Unless you’re sitting in Sony’s Tokyo war room, you’re guessing. And that’s half the fun. What we do know is that passionate fanbases show up. So whatever Crunchyroll releases next, it’ll probably outperform expectations. Again.
Does this mean more anime will get theatrical releases?
Yes. But not all of it will work. Crunchyroll’s success is built on curation, timing, and understanding which titles have theatrical potential. Flooding the market with mediocre releases would kill the momentum. Quality over quantity. Always.
External link: IndieWire
The Point (Which Is Both Obvious and Elusive)
Crunchyroll keeps doing this because Sony let them do this. They didn’t interfere. They didn’t try to “fix” anime for American audiences. They just gave it resources, distribution muscle, and trust.
And it worked. Again. And again. And again.

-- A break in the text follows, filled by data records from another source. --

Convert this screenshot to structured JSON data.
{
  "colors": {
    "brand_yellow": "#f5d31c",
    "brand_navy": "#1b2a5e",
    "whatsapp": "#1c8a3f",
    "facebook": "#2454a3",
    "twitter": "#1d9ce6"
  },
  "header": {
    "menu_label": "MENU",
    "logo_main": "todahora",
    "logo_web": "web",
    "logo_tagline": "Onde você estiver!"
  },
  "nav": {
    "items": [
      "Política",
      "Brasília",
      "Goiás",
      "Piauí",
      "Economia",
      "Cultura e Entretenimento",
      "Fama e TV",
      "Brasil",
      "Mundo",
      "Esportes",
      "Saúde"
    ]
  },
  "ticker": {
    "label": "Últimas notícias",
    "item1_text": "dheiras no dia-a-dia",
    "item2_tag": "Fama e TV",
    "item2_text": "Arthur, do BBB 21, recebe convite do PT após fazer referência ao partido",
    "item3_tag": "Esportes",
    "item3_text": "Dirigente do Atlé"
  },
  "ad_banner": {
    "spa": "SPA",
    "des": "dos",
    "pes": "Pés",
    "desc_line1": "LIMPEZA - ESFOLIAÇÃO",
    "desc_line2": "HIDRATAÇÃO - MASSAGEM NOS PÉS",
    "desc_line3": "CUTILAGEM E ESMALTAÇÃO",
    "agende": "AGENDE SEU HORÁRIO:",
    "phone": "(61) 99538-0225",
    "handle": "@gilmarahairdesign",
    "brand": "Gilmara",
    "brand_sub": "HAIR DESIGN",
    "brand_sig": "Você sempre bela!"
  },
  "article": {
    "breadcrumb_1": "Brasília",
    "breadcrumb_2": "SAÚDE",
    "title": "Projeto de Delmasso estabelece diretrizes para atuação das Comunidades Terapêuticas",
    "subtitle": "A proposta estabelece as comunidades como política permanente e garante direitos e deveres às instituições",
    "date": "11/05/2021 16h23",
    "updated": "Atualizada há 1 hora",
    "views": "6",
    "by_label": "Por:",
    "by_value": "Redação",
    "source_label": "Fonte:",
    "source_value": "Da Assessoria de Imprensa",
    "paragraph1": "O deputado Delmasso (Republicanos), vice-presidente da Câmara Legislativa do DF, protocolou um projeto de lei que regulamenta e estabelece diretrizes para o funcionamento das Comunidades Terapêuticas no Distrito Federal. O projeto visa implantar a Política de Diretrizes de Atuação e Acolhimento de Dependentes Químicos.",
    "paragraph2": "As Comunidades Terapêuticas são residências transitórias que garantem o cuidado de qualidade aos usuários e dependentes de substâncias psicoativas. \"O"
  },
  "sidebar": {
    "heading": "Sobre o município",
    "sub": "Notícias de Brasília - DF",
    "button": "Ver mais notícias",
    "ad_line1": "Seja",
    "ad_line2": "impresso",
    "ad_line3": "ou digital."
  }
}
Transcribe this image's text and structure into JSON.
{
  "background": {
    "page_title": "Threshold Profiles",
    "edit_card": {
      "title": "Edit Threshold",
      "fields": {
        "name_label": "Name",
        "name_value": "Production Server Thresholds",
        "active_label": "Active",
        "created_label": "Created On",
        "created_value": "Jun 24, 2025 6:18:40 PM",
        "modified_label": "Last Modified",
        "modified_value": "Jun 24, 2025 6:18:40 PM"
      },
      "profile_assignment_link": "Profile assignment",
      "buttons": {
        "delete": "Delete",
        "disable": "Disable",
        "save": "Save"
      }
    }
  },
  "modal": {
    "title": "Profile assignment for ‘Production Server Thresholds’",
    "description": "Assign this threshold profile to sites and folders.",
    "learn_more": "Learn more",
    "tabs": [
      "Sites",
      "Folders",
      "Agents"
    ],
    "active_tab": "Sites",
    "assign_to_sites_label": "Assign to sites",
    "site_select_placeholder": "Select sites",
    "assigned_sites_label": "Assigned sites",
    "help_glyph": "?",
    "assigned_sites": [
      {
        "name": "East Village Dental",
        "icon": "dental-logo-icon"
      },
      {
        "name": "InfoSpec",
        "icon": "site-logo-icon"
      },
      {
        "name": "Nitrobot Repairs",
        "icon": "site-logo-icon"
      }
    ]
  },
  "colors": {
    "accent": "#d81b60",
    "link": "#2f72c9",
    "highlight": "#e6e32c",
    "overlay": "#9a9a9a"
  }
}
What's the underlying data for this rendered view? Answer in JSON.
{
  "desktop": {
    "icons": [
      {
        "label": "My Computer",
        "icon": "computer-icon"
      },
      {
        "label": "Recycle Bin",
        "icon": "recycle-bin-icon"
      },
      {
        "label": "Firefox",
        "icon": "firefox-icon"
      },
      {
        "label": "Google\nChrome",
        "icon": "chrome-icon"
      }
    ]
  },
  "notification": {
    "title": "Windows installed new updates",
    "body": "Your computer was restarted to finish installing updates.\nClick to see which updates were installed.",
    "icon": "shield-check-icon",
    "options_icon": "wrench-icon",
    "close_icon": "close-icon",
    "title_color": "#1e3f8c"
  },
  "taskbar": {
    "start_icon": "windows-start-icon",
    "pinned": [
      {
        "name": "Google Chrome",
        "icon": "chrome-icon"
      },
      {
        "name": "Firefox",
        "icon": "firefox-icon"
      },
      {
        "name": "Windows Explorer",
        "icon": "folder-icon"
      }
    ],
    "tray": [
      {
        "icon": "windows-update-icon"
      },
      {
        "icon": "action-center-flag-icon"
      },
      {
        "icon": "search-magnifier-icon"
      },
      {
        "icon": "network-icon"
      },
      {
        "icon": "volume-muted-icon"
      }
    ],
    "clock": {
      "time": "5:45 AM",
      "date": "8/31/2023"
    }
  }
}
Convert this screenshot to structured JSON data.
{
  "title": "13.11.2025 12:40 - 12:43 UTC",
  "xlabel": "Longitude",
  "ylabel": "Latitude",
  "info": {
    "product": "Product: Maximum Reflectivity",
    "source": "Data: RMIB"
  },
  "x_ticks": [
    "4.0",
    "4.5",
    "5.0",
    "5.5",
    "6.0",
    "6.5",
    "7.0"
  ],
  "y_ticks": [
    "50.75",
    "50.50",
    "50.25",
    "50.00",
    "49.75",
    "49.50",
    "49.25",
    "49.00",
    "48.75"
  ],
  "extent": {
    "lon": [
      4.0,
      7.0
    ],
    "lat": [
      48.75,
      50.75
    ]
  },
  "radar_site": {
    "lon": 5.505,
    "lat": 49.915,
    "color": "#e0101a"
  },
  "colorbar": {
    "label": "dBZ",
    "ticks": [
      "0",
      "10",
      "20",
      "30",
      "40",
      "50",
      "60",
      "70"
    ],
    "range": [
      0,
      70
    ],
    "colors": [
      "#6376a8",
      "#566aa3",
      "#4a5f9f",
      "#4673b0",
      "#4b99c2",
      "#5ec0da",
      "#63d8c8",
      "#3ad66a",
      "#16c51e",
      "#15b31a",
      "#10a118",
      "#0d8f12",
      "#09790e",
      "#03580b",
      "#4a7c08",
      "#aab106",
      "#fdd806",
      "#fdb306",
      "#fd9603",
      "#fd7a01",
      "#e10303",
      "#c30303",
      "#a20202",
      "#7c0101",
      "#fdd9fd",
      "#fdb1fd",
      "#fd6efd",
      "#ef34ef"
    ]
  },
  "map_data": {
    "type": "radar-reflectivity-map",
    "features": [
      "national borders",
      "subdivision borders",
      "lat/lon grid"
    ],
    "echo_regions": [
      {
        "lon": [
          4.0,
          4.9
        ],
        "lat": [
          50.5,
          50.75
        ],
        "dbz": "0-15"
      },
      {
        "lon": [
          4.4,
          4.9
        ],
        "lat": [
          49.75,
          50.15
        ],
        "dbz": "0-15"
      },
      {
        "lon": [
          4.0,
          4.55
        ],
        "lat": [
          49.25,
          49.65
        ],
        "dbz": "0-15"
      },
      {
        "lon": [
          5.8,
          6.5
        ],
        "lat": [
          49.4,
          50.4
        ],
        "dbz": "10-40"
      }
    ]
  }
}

Will it keep working? Probably. Until it doesn’t. That’s how these things go.
But for now—right now—Crunchyroll is one of the most reliable theatrical bets in a market full of expensive question marks. That’s not nothing. That’s actually kind of remarkable.
So yeah. How does Crunchyroll keep doing this?
By understanding something Hollywood still doesn’t: passionate audiences don’t need to be mainstream to be profitable. They just need to be respected.
Anyway. Where were we? Oh right—a chainsaw-headed demon just beat Bruce Springsteen at the box office.
I’m still not over that. I don’t think I ever will be.
Welcome to 2025. It makes no sense. But the numbers don’t lie.